小さな家(http://www.myswitzerland.comより)

小さな家(http://www.myswitzerland.comより)

 そのような時期に書かれたもとだと考えると、本書の内容は壮大なものであるといえる。
 本書を読むと、コルビュジエの問題意識の高さを感じさせる。また建築家として生きていく上での強い使命感のようなものも感じる。
 単に建築物を設計するだけではなく、人間が生きていくうえで建築家として何ができるか、あるいはどのような貢献が可能かということを真摯に考えている。

創造と芸術

 本書の第一部には「総論」というタイトルがつけられている。ここでは<秩序>、<永続性>といった抽象的なタイトルで、根本となる思想が書かれている。

 たとえば<秩序>の章のなかには次のようにある。
「混沌とした自然の中で、自己の安全のために人間は環境をつくりだす。」
 都市計画について書くときに、コルビュジエは人工物のなにもない自然からはじめるのである。
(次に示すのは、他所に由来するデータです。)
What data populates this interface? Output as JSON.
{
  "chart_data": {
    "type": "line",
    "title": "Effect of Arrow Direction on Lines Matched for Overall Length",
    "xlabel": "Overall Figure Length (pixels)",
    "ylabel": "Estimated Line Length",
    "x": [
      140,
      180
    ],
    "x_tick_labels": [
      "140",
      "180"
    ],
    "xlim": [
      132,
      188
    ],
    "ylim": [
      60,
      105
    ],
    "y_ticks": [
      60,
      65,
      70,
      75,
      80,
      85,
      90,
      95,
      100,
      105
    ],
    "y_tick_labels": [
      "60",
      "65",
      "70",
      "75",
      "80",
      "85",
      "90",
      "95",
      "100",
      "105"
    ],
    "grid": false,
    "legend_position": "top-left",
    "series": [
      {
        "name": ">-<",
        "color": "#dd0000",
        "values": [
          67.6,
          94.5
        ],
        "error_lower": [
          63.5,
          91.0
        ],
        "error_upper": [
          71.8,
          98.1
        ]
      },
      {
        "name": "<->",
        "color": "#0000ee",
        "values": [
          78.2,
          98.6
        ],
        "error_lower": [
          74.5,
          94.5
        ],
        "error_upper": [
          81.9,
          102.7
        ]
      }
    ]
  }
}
「人間の制作は創造である。そしてその創造は、精神に近づき、身体から離れ遠ざかるほど、自然的環境を対照的なものとなる」と書かれる。

 コルビュジエは、自身が無神論者と呼ばれることについても触れている。
 神が人類をつくったとするキリスト教社会のなかで、コルビュジエは人類が野生の状態から創造によって進化し”人”となってく、という認識で書いている。

 さらに創造されたものは、人間の直接的な把握から遠ざかると幾何学に向かうとも書かれる。
 「身体に触れるヴァイオリンや椅子には幾何学が少ない」

 創造の最も高い段階においては、最も純粋な秩序に向かう、それが芸術作品であるとコルビュジエは語る。